Financial Modeling Basics


Your Financial Model Checklist

Building a good financial model? Here’s what you need.

1. Input Sheet (Assumptions)

  • ALL your key assumptions go here (e.g., revenue growth, COGS%, salaries, tax rate).
  • Keep it clean: No hardcoding numbers in your formulas!
  • Why: Allows for easy scenario and sensitivity analysis.

2. The 3 Core Financial Statements

  • [ ] Income Statement: Projects your sales, costs, and ultimately, your profit.
  • [ ] Balance Sheet: Forecasts assets, liabilities, and equity (must always balance!).
  • [ ] Cash Flow Statement: Shows how cash moves (Operations, Investing, Financing).
  • Why: These are the outputs that tell your financial story.
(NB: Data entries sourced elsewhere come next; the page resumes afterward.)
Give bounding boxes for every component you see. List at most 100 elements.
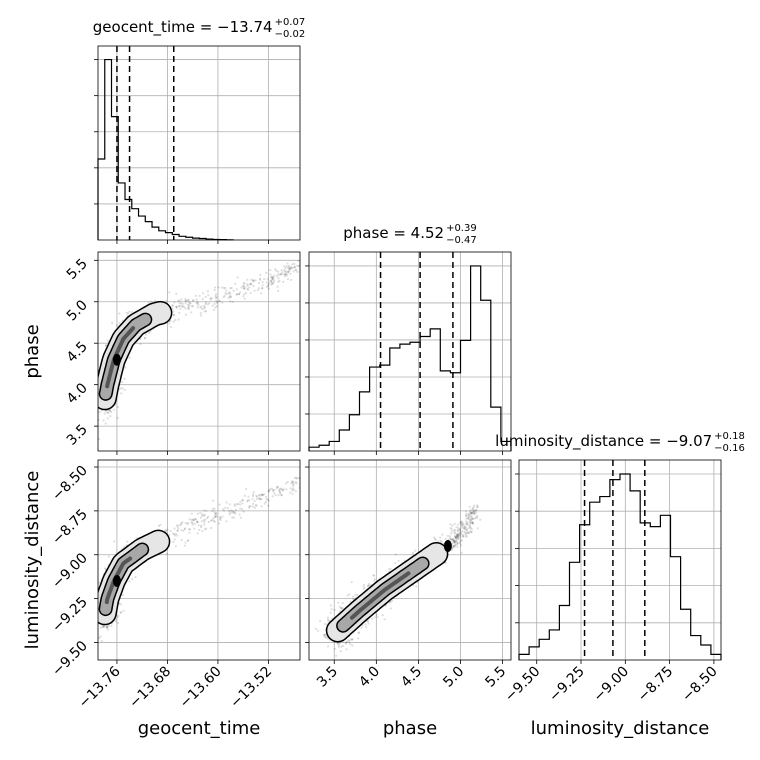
sample-point	[474, 516, 477, 519]
sample-point	[189, 302, 192, 305]
sample-point	[243, 286, 246, 289]
sample-point	[189, 302, 192, 305]
sample-point	[177, 299, 180, 302]
sample-point	[389, 567, 392, 570]
sample-point	[250, 278, 253, 281]
sample-point	[180, 522, 183, 525]
sample-point	[195, 301, 198, 304]
sample-point	[267, 490, 270, 493]
sample-point	[269, 488, 272, 491]
sample-point	[289, 487, 292, 490]
sample-point	[202, 509, 206, 512]
sample-point	[367, 584, 370, 588]
sample-point	[194, 294, 198, 297]
title-geocent_time: geocent_time = −13.74 +0.07−0.02	[93, 17, 305, 40]
x-tick-label: 5.0	[440, 664, 467, 691]
sample-point	[451, 538, 454, 542]
sample-point	[219, 516, 223, 519]
sample-point	[462, 526, 465, 529]
x-tick-label: −13.68	[126, 664, 174, 712]
sample-point	[469, 514, 472, 517]
sample-point	[461, 522, 464, 525]
sample-point	[171, 304, 174, 307]
sample-point	[453, 540, 456, 543]
sample-point	[131, 311, 134, 314]
sample-point	[121, 380, 124, 384]
sample-point	[218, 299, 221, 303]
sample-point	[286, 480, 289, 484]
sample-point	[351, 638, 354, 641]
sample-point	[291, 481, 294, 484]
sample-point	[470, 511, 473, 514]
sample-point	[323, 633, 326, 636]
sample-point	[284, 482, 288, 485]
sample-point	[172, 540, 175, 544]
sample-point	[95, 611, 97, 613]
sample-point	[214, 294, 217, 297]
sample-point	[459, 533, 462, 536]
sample-point	[439, 536, 442, 539]
sample-point	[261, 284, 264, 287]
sample-point	[271, 488, 274, 491]
sample-point	[186, 522, 189, 526]
sample-point	[473, 511, 476, 515]
sample-point	[456, 542, 459, 545]
sample-point	[94, 614, 96, 616]
sample-point	[294, 268, 297, 271]
sample-point	[471, 510, 475, 513]
sample-point	[187, 528, 191, 531]
sample-point	[470, 511, 474, 514]
sample-point	[261, 494, 264, 497]
sample-point	[212, 499, 215, 502]
y-tick-label: 5.0	[64, 297, 91, 324]
sample-point	[270, 279, 273, 283]
sample-point	[466, 521, 469, 524]
sample-point	[464, 514, 467, 517]
sample-point	[201, 513, 204, 516]
sample-point	[180, 528, 183, 532]
sample-point	[463, 530, 466, 534]
sample-point	[229, 300, 232, 303]
sample-point	[271, 277, 275, 281]
sample-point	[123, 377, 126, 380]
x-tick-label: −13.60	[177, 664, 225, 712]
panel-frame-hist-geocent_time	[97, 45, 301, 241]
sample-point	[450, 538, 453, 541]
sample-point	[179, 307, 182, 310]
sample-point	[122, 545, 125, 549]
sample-point	[202, 514, 206, 517]
sample-point	[188, 518, 191, 521]
sample-point	[269, 280, 273, 284]
sample-point	[280, 273, 283, 276]
x-tick-label: −13.52	[227, 664, 275, 712]
sample-point	[440, 540, 443, 543]
sample-point	[246, 278, 249, 281]
histogram-phase	[305, 252, 512, 455]
sample-point	[297, 264, 300, 267]
sample-point	[437, 540, 440, 543]
sample-point	[98, 418, 100, 421]
sample-point	[462, 527, 466, 530]
sample-point	[118, 322, 121, 325]
sample-point	[460, 551, 463, 555]
sample-point	[223, 509, 226, 512]
sample-point	[472, 522, 475, 525]
sample-point	[456, 545, 459, 549]
sample-point	[458, 540, 461, 543]
sample-point	[329, 604, 332, 607]
sample-point	[204, 518, 207, 521]
sample-point	[272, 490, 275, 493]
sample-point	[93, 381, 95, 383]
sample-point	[252, 490, 255, 494]
sample-point	[252, 280, 255, 283]
sample-point	[294, 481, 297, 484]
sample-point	[295, 482, 298, 485]
sample-point	[454, 543, 457, 546]
sample-point	[238, 513, 241, 516]
sample-point	[271, 495, 274, 498]
sample-point	[176, 525, 179, 528]
sample-point	[224, 506, 227, 509]
sample-point	[179, 523, 182, 526]
sample-point	[221, 286, 224, 289]
sample-point	[473, 510, 476, 513]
3. Integration (The Magic!)

  • Link everything: Your Income Statement feeds your Balance Sheet, which then affects your Cash Flow Statement.
  • Check for circularities: Make sure interest expense depends on debt, which depends on cash, which depends on interest expense (handle carefully!).
  • Why: Ensures consistency and accuracy across all projections.

4. Output/Summary Sheet

  • Key metrics, charts, valuation (if applicable), and scenario results clearly presented.
  • Why: Communicates your findings effectively to stakeholders.

5. Sanity Checks

  • Does the Balance Sheet balance?
  • Are your assumptions realistic?
  • Does the model make logical sense?

Golden Rule: A financial model is a tool for understanding, not predicting, the future. Its value is in exploring “what if” scenarios.